Do Catering managers have a huge job?
Thanks to a constant diet of celebrity chef-hosted television programmes about haute cuisine, it is tempting to think of the job of delivering tasty and nutritious food to the public as the sole preserve of the Michelin-starred fraternity and other restaurateurs; however, this impression could not be more inaccurate. Every day, schools, hospitals and businesses have the challenging task of catering for millions of people, with their efforts usually orchestrated by a catering manager.
What does a catering manager do?
A catering manager is responsible for organising an institution’s food delivery systems. In this capacity, he or she has a hectic daily schedule involving:
– Planning healthy and appealing menus within a strict budget.
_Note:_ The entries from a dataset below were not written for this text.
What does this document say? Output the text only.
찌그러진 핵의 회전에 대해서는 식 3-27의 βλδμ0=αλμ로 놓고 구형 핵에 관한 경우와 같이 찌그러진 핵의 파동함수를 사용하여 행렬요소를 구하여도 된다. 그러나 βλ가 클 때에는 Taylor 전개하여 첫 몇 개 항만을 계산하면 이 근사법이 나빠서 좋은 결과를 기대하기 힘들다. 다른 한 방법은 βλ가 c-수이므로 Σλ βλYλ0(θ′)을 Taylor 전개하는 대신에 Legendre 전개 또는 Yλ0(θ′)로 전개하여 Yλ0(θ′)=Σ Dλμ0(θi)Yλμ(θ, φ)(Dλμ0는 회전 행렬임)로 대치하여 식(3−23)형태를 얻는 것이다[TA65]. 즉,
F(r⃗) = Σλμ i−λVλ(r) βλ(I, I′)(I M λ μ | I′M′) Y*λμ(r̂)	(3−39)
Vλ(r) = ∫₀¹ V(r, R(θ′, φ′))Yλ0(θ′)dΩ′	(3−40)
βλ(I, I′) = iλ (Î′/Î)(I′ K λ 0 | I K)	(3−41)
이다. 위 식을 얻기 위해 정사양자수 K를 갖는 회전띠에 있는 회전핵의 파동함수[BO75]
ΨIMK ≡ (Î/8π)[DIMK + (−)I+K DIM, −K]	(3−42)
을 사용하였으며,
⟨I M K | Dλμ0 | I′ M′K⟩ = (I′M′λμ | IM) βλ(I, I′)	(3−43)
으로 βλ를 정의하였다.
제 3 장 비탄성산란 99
– Recruiting and managing staff.
– Ordering and monitoring stock. This is made easier with proper garage shelving located at links like garage shelving to put your stock on and labelled for easy access.
– Liaising with suppliers.
– Making sure that the catering services comply with the various food hygiene and health and safety regulations.
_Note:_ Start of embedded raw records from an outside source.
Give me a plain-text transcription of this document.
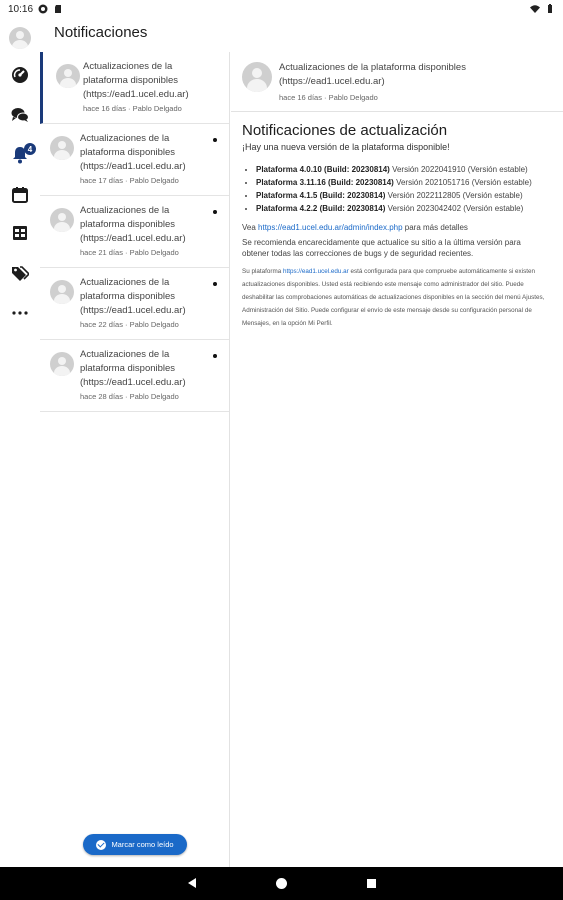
10:16
4
Notificaciones
Actualizaciones de la plataforma disponibles (https://ead1.ucel.edu.ar)
hace 16 días · Pablo Delgado
Actualizaciones de la plataforma disponibles (https://ead1.ucel.edu.ar)
hace 17 días · Pablo Delgado
Actualizaciones de la plataforma disponibles (https://ead1.ucel.edu.ar)
hace 21 días · Pablo Delgado
Actualizaciones de la plataforma disponibles (https://ead1.ucel.edu.ar)
hace 22 días · Pablo Delgado
Actualizaciones de la plataforma disponibles (https://ead1.ucel.edu.ar)
hace 28 días · Pablo Delgado
Marcar como leído
Actualizaciones de la plataforma disponibles (https://ead1.ucel.edu.ar)
hace 16 días · Pablo Delgado
Notificaciones de actualización
¡Hay una nueva versión de la plataforma disponible!
• Plataforma 4.0.10 (Build: 20230814) Versión 2022041910 (Versión estable)
• Plataforma 3.11.16 (Build: 20230814) Versión 2021051716 (Versión estable)
• Plataforma 4.1.5 (Build: 20230814) Versión 2022112805 (Versión estable)
• Plataforma 4.2.2 (Build: 20230814) Versión 2023042402 (Versión estable)
Vea https://ead1.ucel.edu.ar/admin/index.php para más detalles
Se recomienda encarecidamente que actualice su sitio a la última versión para obtener todas las correcciones de bugs y de seguridad recientes.
Su plataforma https://ead1.ucel.edu.ar está configurada para que compruebe automáticamente si existen actualizaciones disponibles. Usted está recibiendo este mensaje como administrador del sitio. Puede deshabilitar las comprobaciones automáticas de actualizaciones disponibles en la sección del menú Ajustes, Administración del Sitio. Puede configurar el envío de este mensaje desde su configuración personal de Mensajes, en la opción Mi Perfil.
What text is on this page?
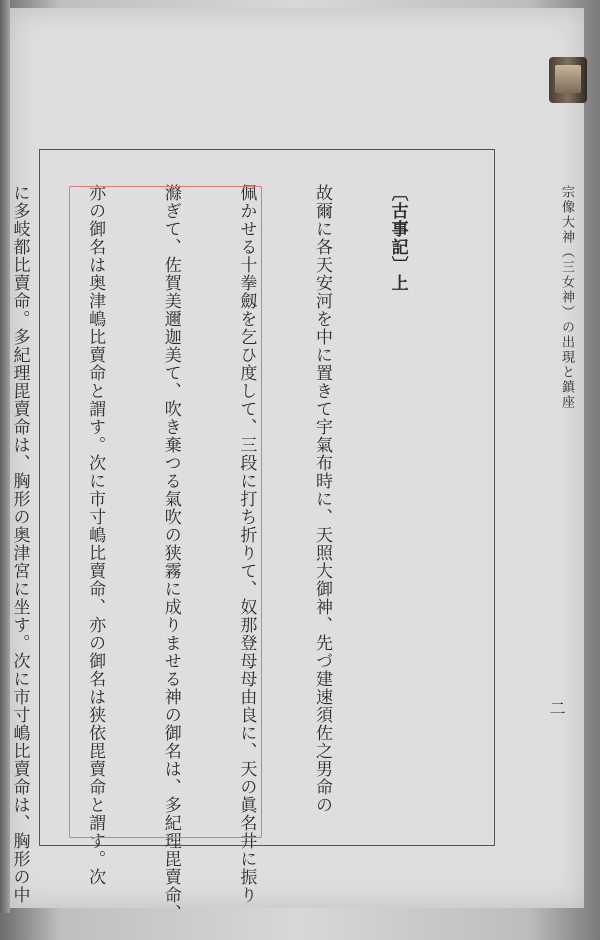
宗像大神（三女神）の出現と鎮座
二

〔古事記〕上

故爾に各天安河を中に置きて宇氣布時に、天照大御神、先づ建速須佐之男命の

佩かせる十拳劔を乞ひ度して、三段に打ち折りて、奴那登母母由良に、天の眞名井に振り

滌ぎて、佐賀美邇迦美て、吹き棄つる氣吹の狭霧に成りませる神の御名は、多紀理毘賣命、

亦の御名は奥津嶋比賣命と謂す。次に市寸嶋比賣命、亦の御名は狭依毘賣命と謂す。次

に多岐都比賣命。多紀理毘賣命は、胸形の奥津宮に坐す。次に市寸嶋比賣命は、胸形の中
When you are tucking into your lunch at work tomorrow, the chances are that the meal is the result of much hard work and planning by a catering manager. In some organisations, such as hospitals, there are multiple food services – breakfast, snacks, lunch and supper – every day. The palates and diets of different groups also need to be sensitively borne in mind. Expressed in these terms, the magnitude of the task seems quite overwhelming!
Making the job easier
Ensuring that the food served is nutritious, palatable and inexpensive is, of course, the central issue for catering managers; accordingly, pasta and rice dishes will make frequent appearances on the institutional menu. Another firm favourite is pizza, that delicious disc of crisp carbohydrate supporting flavoursome vegetables and satisfying proteins. Popular with almost everyone from schoolchildren to company executives, the pizza is also – even its most elaborate incarnations – relatively inexpensive to make. It can also be modified to accommodate most dietary idiosyncrasies, from vegetarianism to pescetarianism.
It therefore makes sense that so many catering managers are looking to make the long-term economy of investing in pizza ovens.
While being the proprietor of a critically-acclaimed restaurant would be unquestionably rewarding, the work of catering managers, who carry out the critical business of feeding us – often several times – every day, is arguably a lot more important.